Enhertu Breast Cancer Treatment Gains FDA Approval in Neoadjuvant and Adjuvant Settings

Enhertu breast cancer treatment has secured FDA approval for neoadjuvant use in adults with HER2-positive Stage II or III disease before surgery, followed by taxane plus trastuzumab and pertuzumab, and for adjuvant therapy in patients with residual invasive disease after prior trastuzumab-based regimens. These decisions rest on the DESTINY-Breast11 and DESTINY-Breast05 Phase III trials, which showed higher pathologic complete response rates and a reduced risk of invasive disease recurrence or death. The approvals mark the first time the therapy is positioned across both pre- and post-surgical settings, extending its established role in metastatic disease into earlier, curative-intent stages.
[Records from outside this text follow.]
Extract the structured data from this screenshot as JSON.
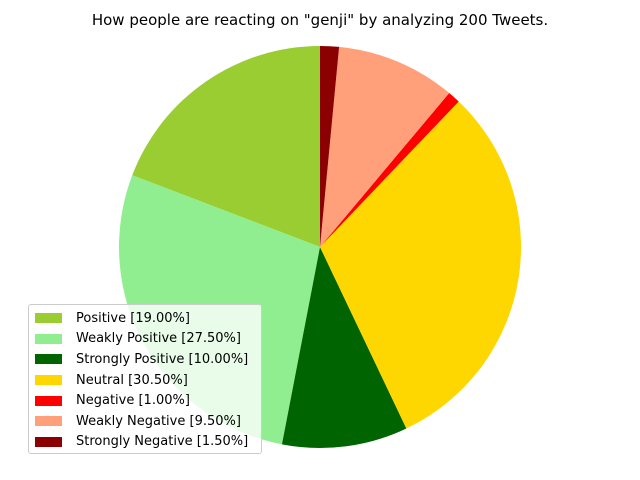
{
  "chart_data": {
    "type": "pie",
    "title": "How people are reacting on \"genji\" by analyzing 200 Tweets.",
    "start_angle_deg": 90,
    "direction": "counterclockwise",
    "legend_position": "lower-left",
    "slices": [
      {
        "label": "Positive [19.00%]",
        "value": 19.0,
        "color": "#9acd32"
      },
      {
        "label": "Weakly Positive [27.50%]",
        "value": 27.5,
        "color": "#90ee90"
      },
      {
        "label": "Strongly Positive [10.00%]",
        "value": 10.0,
        "color": "#006400"
      },
      {
        "label": "Neutral [30.50%]",
        "value": 30.5,
        "color": "#ffd700"
      },
      {
        "label": "Negative [1.00%]",
        "value": 1.0,
        "color": "#ff0000"
      },
      {
        "label": "Weakly Negative [9.50%]",
        "value": 9.5,
        "color": "#ffa07a"
      },
      {
        "label": "Strongly Negative [1.50%]",
        "value": 1.5,
        "color": "#8b0000"
      }
    ]
  }
}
Strong Efficacy Data Support Clinical Impact

In the neoadjuvant DESTINY-Breast11 trial, Enhertu breast cancer treatment followed by taxane, trastuzumab, and pertuzumab achieved a pathologic complete response rate of 67.3 percent versus 56.3 percent with dose-dense doxorubicin and cyclophosphamide, for an absolute improvement of 11.2 percent. In the adjuvant DESTINY-Breast05 trial, the agent reduced the risk of invasive disease recurrence or death by 53 percent versus trastuzumab emtansine, with three-year invasive disease-free survival rates of 92.4 percent versus 83.7 percent. These results, presented at the 2025 ESMO Congress, underpin the Category 1 NCCN recommendation for high-risk residual disease.

Trial Designs and Tolerability Back Regulatory Decisions

Both studies used randomized, open-label, multicenter Phase III designs with well-defined endpoints. Safety data revealed no new signals, and rates of interstitial lung disease or pneumonitis remained comparable to or only modestly higher than controls. The filings benefited from concurrent review under Project Orbis, enabling aligned international assessment.

HEOR and Market-Access Considerations

Movement of the therapy into neoadjuvant and adjuvant settings creates fresh considerations for health economics, outcomes research, and payer strategies. Gains in pathologic complete response and invasive disease-free survival may lower downstream costs tied to metastatic progression. Milestone payments of $155 million from AstraZeneca to Daiichi Sankyo underscore the commercial weight of these indications.